A force sustained over a long time produces more change in momentum than does the same force applied briefly. A small force applied for a long time can produce the same momentum change as a large force applied briefly because it is the product of the force and the time for which it is applied that is important. Impulse is always equal to change in momentum and is measured in Ns (Newton seconds), as both force and the time interval are important in changing momentum.

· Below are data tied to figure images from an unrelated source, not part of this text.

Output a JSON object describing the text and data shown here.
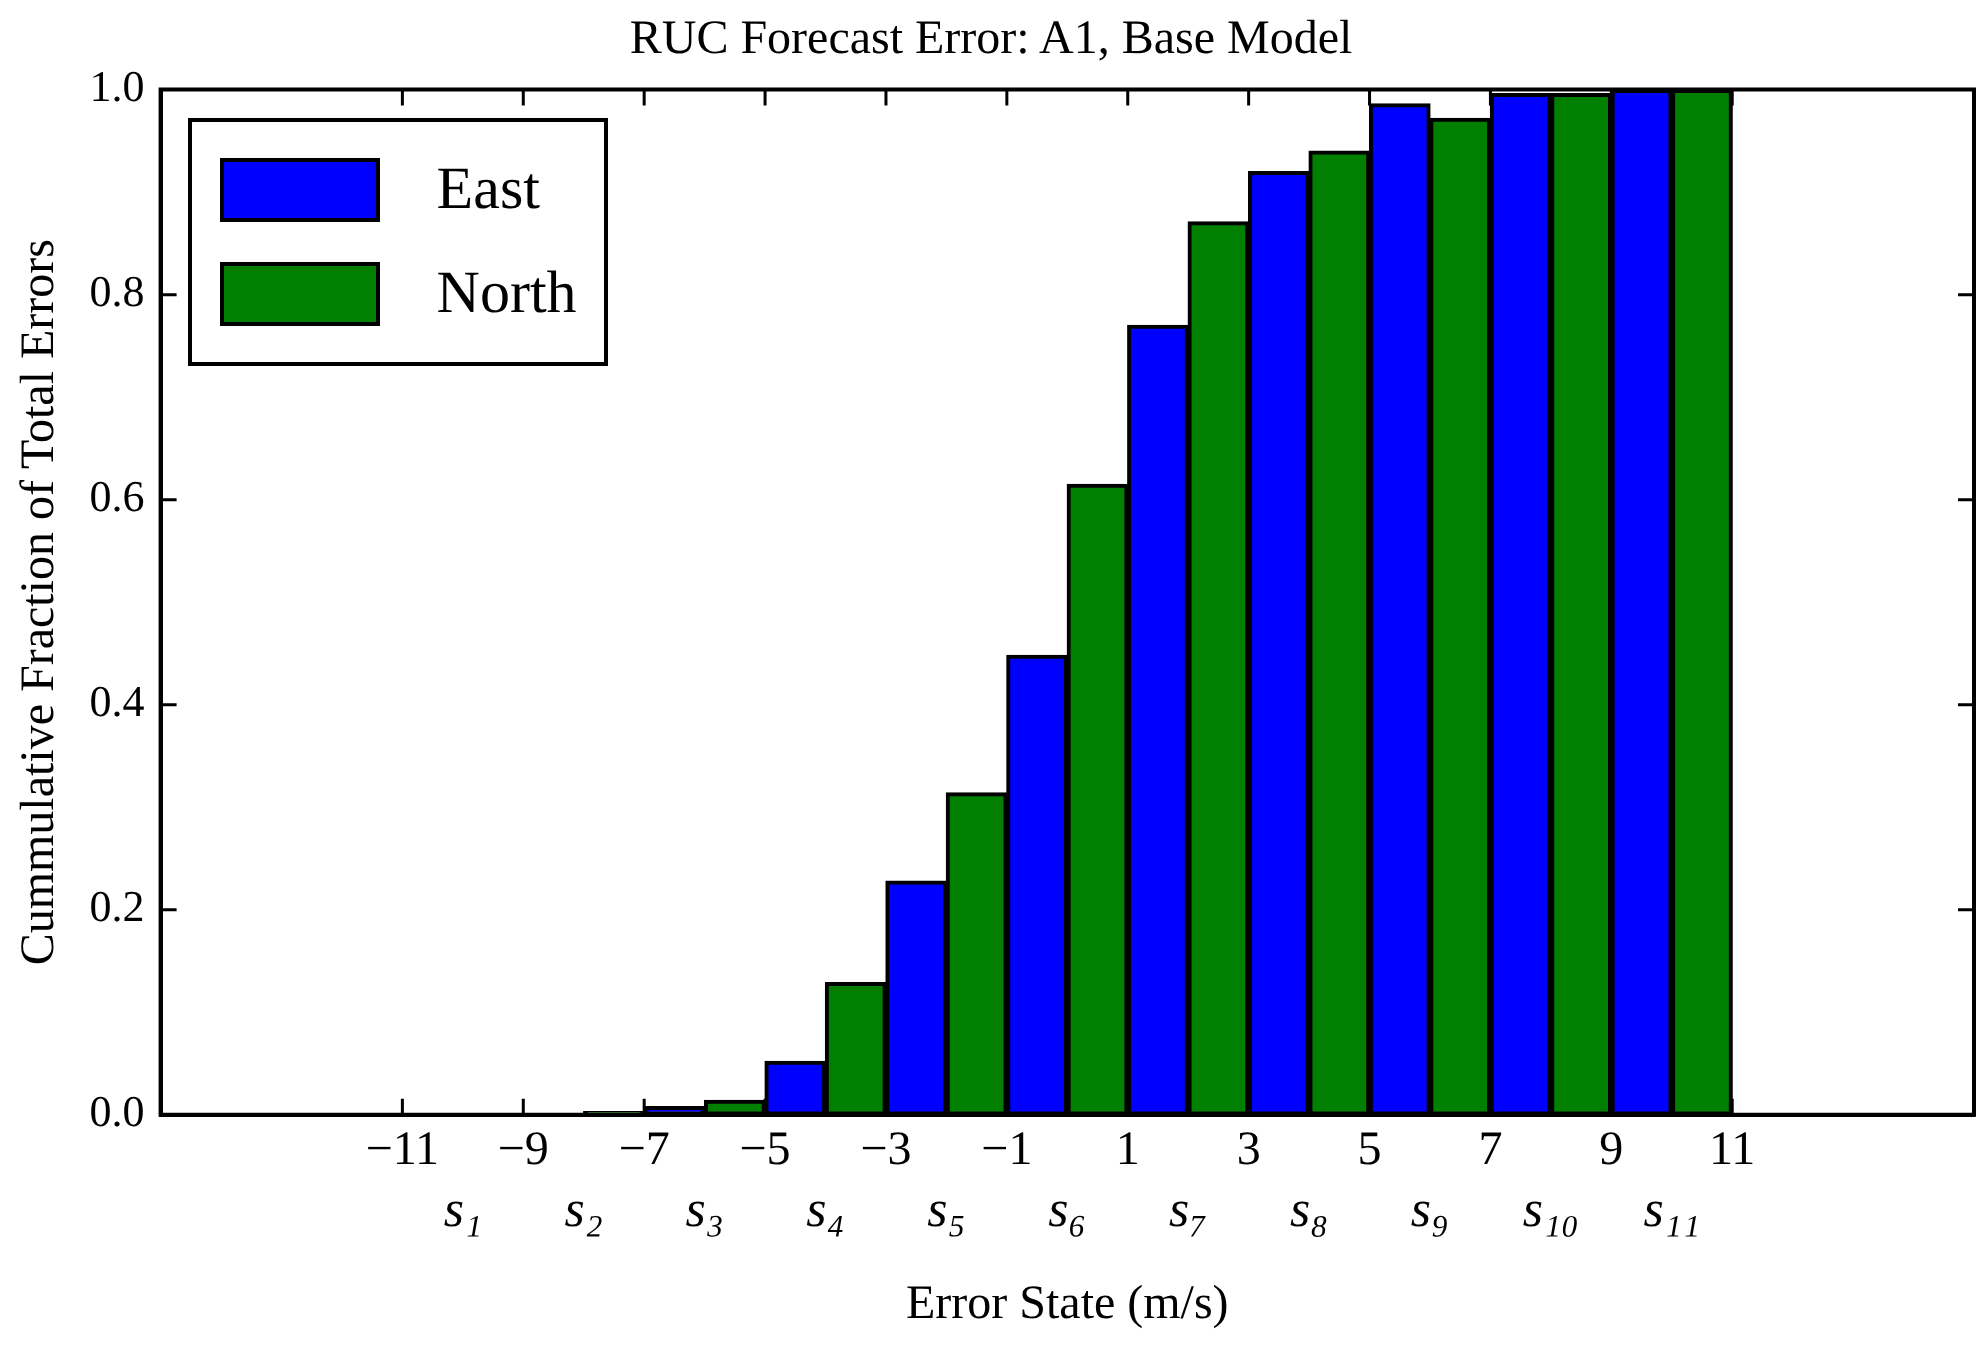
{
  "chart_data": {
    "type": "bar",
    "title": "RUC Forecast Error: A1, Base Model",
    "xlabel": "Error State (m/s)",
    "ylabel": "Cummulative Fraction of Total Errors",
    "series": [
      {
        "name": "East",
        "color": "#0000ff",
        "x": [
          -10.5,
          -8.5,
          -6.5,
          -4.5,
          -2.5,
          -0.5,
          1.5,
          3.5,
          5.5,
          7.5,
          9.5
        ],
        "values": [
          0,
          0,
          0.008,
          0.052,
          0.228,
          0.448,
          0.77,
          0.92,
          0.986,
          0.996,
          1.0
        ]
      },
      {
        "name": "North",
        "color": "#007f00",
        "x": [
          -9.5,
          -7.5,
          -5.5,
          -3.5,
          -1.5,
          0.5,
          2.5,
          4.5,
          6.5,
          8.5,
          10.5
        ],
        "values": [
          0,
          0.003,
          0.014,
          0.129,
          0.314,
          0.615,
          0.871,
          0.94,
          0.972,
          0.996,
          1.0
        ]
      }
    ],
    "xlim": [
      -15,
      15
    ],
    "xticks": [
      {
        "value": -11,
        "label": "−11"
      },
      {
        "value": -9,
        "label": "−9"
      },
      {
        "value": -7,
        "label": "−7"
      },
      {
        "value": -5,
        "label": "−5"
      },
      {
        "value": -3,
        "label": "−3"
      },
      {
        "value": -1,
        "label": "−1"
      },
      1,
      3,
      5,
      7,
      9,
      11
    ],
    "annotations": [
      "s₁",
      "s₂",
      "s₃",
      "s₄",
      "s₅",
      "s₆",
      "s₇",
      "s₈",
      "s₉",
      "s₁₀",
      "s₁₁"
    ],
    "ylim": [
      0,
      1
    ],
    "yticks": [
      {
        "value": 0,
        "label": "0.0"
      },
      {
        "value": 0.2,
        "label": "0.2"
      },
      {
        "value": 0.4,
        "label": "0.4"
      },
      {
        "value": 0.6,
        "label": "0.6"
      },
      {
        "value": 0.8,
        "label": "0.8"
      },
      {
        "value": 1,
        "label": "1.0"
      }
    ],
    "grid": false,
    "legend": "top left"
  }
}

Our definition of impulse includes an assumption that the force is constant over the time interval Δt. Forces are usually not constant. Forces vary considerably even during the brief time intervals considered. It is, however, possible to find an average effective force Feff that produces the same result as the corresponding time-varying force. shows a graph of what an actual force looks like as a function of time for a ball bouncing off the floor. The area under the curve has units of momentum and is equal to the impulse or change in momentum between times t1 and t2. That area is equal to the area inside the rectangle bounded by Feff, t1, and t2. Thus, the impulses and their effects are the same for both the actual and effective forces. Equivalently, we can simple find the area under the curve F(t) between t1 and t2 to compute the impulse in mathematical form:

[latex]\text{Impulse} = \int_{\text{t}_1}^{\text{t}_2} \text{F}(\text{t}) \text{dt}[/latex].